In 1753, when the French and Indian War began, Marion joined a militia company led by his older brother Gabriel. The company did not see any action during their campaign. Eight years later, fighting in the French and Indian War reached South Carolina. In the Cherokee War of 1760-61, Lieutenant Francis Marion served in Captain William Moultrie's company, which participated in Grant's Cherokee Expedition. During the expedition in June 1760, Marion led thirty men as an advance into a known ambush near Echoe. They cleared the way for British regulars in spite of sustaining twenty-one casualties.
Marion had proved himself to be an excellent horseman and marksman during his service in the militia. His accomplishments also moved him to a position of respect within the community. Following the French and Indian War, Marion settled down and established himself as a planter in St. John's Parish. He did well and in 1773, bought a plantation on the Santee River about four miles north of Eutaw Springs, where Thomas Sumter had his store. He called it Pond's Bluff. In 1775, he was elected to the South Carolina Provincial Congress.

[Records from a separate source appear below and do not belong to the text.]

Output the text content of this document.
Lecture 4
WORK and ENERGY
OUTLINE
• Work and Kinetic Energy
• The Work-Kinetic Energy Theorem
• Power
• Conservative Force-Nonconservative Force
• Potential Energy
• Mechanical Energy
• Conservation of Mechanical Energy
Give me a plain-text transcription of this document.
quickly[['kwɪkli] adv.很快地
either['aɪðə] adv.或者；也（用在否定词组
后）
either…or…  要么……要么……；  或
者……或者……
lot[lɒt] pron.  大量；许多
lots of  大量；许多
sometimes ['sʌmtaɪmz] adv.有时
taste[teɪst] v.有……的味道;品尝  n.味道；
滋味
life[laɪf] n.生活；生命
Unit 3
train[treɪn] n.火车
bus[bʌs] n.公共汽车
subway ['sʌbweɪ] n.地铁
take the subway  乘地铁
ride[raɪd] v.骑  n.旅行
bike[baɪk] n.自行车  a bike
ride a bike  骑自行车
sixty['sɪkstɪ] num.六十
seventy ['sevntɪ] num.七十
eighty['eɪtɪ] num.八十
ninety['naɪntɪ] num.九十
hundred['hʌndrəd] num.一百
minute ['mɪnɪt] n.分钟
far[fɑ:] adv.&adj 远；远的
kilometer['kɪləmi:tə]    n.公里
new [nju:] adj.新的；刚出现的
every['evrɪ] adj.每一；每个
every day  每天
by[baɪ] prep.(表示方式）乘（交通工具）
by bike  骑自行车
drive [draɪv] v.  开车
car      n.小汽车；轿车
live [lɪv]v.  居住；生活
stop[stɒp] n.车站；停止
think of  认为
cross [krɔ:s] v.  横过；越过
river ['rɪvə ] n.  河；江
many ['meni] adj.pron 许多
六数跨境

Revolutionary War: 1775-1780
When the state senate formed two regiments in 1775, Marion was made Captain of the Second Regiment under William Moultrie on June 17th. Francis Marion served in the Snow Campaign against Tories in November 1775. He participated in the bloodless operations that drove the royal governor from South Carolina. On February 10, he was in Charleston to help with fortifying the harbor. On February 22, he was promoted to Major. On June 28, 1776, Marion served under then Colonel William Moultrie at the Battle of Fort Sullivan. He commanded the left side of the fort and personally aimed the cannons that prevented the British ships from reaching Charleston.
On November 23, 1776, Marion was promoted to Lieutenant Colonel. On September 23, 1778, he assumed command of the Second Regiment following William Moultrie's commissioning into the Continental Army. On October 9, 1779, he led his regiment against the British in Savannah, Georgia in an unsuccessful assault. After Maj. General Benjamin Lincoln returned to Charleston, Marion was left in command of the three regiment that remained near Sheldon, South Carolina. On March 19, 1780, he returned to Charleston and resumed command of his own regiment.